Thorne paused at the threshold. His shoulders were rigid, every line of him screaming restraint.

"I don't kill men who haven't had a chance to speak," he said quietly. "Even thieves."

The door closed behind him with a soft, final click.

Caelan hung there in the torchlight, wrists burning, side throbbing, heart racing in a rhythm that had nothing to do with pain.

Eros appeared in the corner of the room, perched on a chain link, wings folded.

"Well," the spirit said, voice hushed with something like awe. "That was… intimate."

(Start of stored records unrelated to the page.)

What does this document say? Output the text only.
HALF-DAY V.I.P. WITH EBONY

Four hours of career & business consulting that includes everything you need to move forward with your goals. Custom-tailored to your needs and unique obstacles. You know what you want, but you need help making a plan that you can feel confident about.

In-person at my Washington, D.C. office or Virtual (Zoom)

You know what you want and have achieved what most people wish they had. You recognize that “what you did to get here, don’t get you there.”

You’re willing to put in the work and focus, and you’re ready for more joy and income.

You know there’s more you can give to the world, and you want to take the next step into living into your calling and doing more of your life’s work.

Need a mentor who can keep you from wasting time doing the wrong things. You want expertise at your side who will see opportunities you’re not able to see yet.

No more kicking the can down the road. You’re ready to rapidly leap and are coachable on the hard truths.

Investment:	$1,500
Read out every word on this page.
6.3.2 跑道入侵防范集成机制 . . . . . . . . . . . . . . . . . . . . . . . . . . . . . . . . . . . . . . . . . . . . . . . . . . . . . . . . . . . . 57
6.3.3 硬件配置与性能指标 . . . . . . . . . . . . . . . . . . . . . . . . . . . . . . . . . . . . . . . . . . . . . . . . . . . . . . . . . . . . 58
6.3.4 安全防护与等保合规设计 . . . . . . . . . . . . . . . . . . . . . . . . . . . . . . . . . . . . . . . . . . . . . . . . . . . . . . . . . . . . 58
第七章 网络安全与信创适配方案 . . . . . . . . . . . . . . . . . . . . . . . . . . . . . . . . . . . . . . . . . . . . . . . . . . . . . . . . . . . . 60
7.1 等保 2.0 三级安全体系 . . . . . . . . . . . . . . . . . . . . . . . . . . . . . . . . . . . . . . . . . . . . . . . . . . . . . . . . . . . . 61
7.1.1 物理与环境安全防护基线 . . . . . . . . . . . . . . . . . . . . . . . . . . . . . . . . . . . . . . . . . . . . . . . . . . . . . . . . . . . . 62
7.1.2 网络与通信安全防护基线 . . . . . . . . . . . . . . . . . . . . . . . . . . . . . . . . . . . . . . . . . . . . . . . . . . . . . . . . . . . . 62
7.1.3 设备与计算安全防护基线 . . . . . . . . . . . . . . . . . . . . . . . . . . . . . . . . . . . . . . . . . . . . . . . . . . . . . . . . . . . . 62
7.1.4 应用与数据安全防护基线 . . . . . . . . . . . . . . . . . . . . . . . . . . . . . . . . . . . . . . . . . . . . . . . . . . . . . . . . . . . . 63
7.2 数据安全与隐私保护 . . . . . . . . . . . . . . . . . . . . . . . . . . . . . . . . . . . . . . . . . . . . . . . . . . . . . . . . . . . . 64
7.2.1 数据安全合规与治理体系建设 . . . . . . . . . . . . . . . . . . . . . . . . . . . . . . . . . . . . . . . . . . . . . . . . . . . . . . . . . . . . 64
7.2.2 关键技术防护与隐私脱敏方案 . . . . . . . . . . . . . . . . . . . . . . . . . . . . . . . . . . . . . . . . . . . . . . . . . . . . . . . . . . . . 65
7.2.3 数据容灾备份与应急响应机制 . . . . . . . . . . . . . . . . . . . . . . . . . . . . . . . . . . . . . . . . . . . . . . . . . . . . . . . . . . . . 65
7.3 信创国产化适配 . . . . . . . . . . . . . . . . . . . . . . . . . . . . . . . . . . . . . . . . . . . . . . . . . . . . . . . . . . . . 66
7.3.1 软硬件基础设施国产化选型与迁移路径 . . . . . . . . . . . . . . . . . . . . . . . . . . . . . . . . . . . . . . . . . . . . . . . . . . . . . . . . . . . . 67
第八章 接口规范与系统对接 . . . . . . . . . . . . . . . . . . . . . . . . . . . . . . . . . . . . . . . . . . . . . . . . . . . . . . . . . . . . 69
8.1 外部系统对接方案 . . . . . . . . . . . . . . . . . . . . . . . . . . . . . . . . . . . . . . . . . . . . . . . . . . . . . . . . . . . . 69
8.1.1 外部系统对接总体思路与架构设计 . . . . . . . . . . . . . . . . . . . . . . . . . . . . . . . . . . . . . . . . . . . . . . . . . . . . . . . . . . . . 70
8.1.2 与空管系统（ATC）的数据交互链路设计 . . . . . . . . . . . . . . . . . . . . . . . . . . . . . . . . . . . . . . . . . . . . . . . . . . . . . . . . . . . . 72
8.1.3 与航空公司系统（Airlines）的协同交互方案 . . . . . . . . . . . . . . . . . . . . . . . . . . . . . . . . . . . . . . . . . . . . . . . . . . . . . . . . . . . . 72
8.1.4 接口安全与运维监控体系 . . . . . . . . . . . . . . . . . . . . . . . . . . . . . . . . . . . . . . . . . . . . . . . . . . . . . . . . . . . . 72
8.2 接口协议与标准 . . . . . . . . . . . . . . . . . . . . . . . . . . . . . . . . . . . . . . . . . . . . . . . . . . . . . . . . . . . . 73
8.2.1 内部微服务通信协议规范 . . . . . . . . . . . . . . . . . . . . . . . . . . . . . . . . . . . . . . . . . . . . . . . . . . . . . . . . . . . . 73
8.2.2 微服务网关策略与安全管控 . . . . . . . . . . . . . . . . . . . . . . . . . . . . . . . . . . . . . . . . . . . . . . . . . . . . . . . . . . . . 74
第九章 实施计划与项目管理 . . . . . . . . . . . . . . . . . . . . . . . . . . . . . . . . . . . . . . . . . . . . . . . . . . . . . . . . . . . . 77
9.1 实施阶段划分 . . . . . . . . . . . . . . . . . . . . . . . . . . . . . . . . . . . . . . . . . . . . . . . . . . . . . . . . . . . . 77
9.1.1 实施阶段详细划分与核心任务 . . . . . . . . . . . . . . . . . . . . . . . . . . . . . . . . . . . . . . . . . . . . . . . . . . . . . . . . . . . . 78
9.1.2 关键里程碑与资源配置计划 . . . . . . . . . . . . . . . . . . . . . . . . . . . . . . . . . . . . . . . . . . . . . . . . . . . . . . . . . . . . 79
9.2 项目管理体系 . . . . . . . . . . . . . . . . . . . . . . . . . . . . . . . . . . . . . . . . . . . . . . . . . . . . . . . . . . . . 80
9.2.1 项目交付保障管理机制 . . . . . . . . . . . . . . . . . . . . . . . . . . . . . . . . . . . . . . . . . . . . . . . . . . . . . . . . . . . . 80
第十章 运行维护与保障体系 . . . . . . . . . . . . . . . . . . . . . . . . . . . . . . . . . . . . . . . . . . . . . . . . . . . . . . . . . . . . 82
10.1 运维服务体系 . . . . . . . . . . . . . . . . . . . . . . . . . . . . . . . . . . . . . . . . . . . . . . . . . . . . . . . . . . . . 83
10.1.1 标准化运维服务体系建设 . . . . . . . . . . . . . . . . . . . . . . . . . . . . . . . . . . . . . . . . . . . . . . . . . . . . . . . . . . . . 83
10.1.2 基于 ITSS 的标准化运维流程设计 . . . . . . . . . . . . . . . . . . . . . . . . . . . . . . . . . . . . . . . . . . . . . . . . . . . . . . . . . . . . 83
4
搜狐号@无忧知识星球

Caelan closed his eyes. "Shut up."

"No," Eros whispered, almost reverent. "I won't. Because that, right there? That was the first real crack in his armor. And yours."

Caelan didn't answer.

He couldn't.

Because the memory of Thorne's palm pressed to his wound, steady and warm and impossibly gentle, refused to fade.

And somewhere in the quiet spaces between heartbeats, the first true warmth began to bloom.

Not Love Points.

Not yet.

But something close.

Something dangerous.

Something that felt suspiciously like hope.